An article got me to thinking: is feeling complex emotions not the pattern of Holy Week? Palm Sunday, Maundy Thursday, Good Friday, Easter Sunday. Talk about an emotional roller-coaster! When we journey with Jesus, when we accept that we are fully human and live courageously, our lives are full of ups and downs. These swings often feel like more than our hearts can bear, but our hope is that God is present with us in all of life. And, at the end of the day, we turn to God praying and trusting that God will make us people of hope. I so loved this quote:

“…God also has planted within each human being a seed of hope that, if properly nurtured grows into a confidence that all will be well, all manner of things shall be well. The breath of God reaches into even the smallest and most remote garden and human heart and infuses life.” (Inheriting Paradise: Meditations on Gardening, Vigen Guroian)

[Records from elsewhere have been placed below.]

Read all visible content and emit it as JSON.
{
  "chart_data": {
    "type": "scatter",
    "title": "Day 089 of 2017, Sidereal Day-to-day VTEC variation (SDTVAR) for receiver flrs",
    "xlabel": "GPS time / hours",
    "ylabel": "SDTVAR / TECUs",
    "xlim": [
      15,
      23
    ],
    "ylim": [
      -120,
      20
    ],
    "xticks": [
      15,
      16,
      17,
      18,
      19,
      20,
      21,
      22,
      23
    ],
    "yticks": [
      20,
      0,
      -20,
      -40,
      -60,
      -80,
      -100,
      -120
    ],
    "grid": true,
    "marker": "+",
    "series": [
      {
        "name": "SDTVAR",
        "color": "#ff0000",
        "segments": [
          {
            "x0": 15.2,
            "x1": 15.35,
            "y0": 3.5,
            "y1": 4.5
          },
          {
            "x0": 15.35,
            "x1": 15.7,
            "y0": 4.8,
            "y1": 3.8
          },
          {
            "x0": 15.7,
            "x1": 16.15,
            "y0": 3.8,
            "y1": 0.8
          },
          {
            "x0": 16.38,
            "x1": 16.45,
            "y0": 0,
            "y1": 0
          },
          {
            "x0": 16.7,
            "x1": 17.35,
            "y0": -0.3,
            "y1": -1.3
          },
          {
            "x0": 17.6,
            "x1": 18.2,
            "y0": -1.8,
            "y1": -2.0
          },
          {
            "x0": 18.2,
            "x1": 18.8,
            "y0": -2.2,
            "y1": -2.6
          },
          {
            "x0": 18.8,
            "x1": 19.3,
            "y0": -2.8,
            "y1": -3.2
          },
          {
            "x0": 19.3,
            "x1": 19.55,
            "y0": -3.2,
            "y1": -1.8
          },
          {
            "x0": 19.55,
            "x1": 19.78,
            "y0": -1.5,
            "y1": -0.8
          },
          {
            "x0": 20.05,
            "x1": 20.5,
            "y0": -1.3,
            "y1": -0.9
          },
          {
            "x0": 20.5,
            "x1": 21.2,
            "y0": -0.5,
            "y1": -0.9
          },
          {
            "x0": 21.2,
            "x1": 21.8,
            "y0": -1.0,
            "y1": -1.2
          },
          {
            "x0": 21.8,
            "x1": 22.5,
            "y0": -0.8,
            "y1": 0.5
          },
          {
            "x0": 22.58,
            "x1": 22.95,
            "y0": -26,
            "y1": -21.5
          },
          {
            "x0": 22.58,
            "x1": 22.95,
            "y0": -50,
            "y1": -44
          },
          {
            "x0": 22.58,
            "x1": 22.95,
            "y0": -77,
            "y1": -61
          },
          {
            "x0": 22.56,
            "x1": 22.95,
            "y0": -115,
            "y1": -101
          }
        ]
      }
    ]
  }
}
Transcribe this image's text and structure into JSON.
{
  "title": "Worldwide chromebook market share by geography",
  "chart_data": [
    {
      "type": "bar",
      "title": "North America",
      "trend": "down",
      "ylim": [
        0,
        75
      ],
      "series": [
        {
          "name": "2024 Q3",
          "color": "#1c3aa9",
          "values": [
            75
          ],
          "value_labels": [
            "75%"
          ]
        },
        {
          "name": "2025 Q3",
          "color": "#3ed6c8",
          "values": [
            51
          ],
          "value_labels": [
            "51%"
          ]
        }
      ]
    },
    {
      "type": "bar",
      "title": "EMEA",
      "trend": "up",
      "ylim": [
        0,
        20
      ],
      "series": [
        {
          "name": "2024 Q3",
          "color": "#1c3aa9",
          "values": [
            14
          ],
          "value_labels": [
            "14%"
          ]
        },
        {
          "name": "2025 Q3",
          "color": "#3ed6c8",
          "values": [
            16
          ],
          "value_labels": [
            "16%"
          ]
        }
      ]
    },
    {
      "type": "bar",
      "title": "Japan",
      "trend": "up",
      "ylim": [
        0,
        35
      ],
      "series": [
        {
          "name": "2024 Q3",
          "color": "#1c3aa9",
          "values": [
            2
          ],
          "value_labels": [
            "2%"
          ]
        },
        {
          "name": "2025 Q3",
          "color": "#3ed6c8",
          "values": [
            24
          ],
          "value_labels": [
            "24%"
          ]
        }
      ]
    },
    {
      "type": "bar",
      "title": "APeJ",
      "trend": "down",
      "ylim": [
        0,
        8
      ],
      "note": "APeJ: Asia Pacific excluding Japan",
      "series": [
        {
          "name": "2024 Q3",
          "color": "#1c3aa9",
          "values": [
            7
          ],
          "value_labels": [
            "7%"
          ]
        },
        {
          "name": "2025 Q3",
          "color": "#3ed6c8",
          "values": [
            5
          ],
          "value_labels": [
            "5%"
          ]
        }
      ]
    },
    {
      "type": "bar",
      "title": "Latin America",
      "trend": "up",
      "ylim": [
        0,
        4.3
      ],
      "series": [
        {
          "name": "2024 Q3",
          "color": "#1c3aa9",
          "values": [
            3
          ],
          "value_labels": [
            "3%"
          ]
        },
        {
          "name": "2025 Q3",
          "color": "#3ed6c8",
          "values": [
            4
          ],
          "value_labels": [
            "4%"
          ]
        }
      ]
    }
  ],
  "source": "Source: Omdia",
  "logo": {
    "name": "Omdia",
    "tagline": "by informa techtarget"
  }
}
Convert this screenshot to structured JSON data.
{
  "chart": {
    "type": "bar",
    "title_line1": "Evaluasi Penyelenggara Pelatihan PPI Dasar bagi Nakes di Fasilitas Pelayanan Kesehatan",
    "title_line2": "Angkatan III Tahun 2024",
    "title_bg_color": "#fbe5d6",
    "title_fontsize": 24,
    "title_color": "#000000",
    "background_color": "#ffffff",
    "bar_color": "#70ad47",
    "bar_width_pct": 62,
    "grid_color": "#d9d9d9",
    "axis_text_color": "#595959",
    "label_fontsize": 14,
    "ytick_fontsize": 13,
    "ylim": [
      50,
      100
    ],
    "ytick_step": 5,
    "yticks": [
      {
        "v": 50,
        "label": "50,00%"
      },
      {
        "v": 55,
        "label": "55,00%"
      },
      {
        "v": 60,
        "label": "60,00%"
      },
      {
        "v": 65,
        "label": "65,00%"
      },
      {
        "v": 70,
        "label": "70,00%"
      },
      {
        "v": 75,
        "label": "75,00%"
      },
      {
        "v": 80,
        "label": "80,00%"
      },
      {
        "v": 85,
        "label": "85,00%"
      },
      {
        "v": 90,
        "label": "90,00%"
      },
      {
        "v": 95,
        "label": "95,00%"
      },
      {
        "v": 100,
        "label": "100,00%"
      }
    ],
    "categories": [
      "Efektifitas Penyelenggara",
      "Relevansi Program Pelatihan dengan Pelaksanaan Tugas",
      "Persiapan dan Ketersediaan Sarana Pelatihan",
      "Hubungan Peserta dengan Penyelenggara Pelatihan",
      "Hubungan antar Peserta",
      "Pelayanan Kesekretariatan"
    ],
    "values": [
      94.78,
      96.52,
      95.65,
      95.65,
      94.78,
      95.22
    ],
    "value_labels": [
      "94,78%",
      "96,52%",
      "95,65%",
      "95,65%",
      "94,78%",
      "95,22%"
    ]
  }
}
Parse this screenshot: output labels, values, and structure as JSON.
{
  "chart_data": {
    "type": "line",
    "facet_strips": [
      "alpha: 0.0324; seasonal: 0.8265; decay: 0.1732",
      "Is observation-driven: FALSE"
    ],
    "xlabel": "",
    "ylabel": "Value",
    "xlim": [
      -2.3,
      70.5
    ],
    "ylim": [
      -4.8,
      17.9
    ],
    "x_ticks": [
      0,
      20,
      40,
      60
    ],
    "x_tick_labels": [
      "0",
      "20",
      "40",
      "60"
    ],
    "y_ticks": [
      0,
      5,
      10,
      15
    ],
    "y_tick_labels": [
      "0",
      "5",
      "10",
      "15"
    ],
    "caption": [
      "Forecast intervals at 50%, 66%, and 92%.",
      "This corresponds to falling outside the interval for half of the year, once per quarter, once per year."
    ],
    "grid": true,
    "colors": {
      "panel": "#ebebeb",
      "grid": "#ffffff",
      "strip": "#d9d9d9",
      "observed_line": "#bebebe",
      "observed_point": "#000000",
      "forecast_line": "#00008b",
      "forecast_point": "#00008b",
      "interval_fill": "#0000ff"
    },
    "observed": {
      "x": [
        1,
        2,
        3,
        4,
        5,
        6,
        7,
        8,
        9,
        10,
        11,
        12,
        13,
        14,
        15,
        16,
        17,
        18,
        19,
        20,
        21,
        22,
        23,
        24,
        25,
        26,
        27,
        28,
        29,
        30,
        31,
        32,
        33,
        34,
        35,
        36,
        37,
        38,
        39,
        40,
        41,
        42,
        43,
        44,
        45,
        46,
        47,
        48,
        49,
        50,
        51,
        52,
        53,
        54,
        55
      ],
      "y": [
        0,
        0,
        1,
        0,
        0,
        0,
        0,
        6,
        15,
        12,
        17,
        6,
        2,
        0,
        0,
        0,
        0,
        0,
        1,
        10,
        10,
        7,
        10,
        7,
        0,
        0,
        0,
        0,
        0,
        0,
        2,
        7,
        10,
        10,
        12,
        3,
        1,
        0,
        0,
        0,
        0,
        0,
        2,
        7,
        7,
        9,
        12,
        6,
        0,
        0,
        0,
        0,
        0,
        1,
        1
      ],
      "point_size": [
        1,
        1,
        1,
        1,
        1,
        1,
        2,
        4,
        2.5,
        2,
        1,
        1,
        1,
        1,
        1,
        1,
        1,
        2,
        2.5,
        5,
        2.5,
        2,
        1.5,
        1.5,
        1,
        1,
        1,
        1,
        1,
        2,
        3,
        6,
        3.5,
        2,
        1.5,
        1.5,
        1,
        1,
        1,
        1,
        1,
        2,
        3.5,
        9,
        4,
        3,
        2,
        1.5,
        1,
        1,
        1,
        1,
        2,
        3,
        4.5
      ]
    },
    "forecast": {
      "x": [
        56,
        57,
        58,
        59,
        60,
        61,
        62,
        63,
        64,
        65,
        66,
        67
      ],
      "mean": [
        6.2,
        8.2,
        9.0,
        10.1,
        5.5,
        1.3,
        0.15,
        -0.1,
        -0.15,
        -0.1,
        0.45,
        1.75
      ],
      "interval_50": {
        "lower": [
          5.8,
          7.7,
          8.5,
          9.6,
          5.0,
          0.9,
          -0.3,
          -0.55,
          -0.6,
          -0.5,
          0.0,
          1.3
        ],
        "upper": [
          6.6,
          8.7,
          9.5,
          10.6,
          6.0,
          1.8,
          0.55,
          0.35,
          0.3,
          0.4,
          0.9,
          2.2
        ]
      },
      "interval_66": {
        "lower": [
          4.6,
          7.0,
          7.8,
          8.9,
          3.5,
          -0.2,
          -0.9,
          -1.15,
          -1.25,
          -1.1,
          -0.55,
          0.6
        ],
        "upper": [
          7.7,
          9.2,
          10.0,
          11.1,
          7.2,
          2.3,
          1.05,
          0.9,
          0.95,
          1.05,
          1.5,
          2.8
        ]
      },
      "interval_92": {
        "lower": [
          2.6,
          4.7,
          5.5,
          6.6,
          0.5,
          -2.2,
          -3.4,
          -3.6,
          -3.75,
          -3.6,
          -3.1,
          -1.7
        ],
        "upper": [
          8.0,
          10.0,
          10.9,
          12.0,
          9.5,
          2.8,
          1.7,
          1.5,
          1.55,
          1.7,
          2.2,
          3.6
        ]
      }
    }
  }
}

So this week, my prayer challenge to you is that you find time to engage in the practice of Examen. Answer the questions as honestly as you can. These questions allow us to slow down and take a closer look at what God may be speaking to us in our everyday lives. They help us see moments of resurrection in both the joyful and painful experiences life throws our way. Here are the questions:

  1. When did I feel closest to God?
  2. When did I feel farthest from God?
  3. When did I feel the most alive?
  4. When did I feel like the life was being sucked out of me?
  5. When did I feel the most like myself?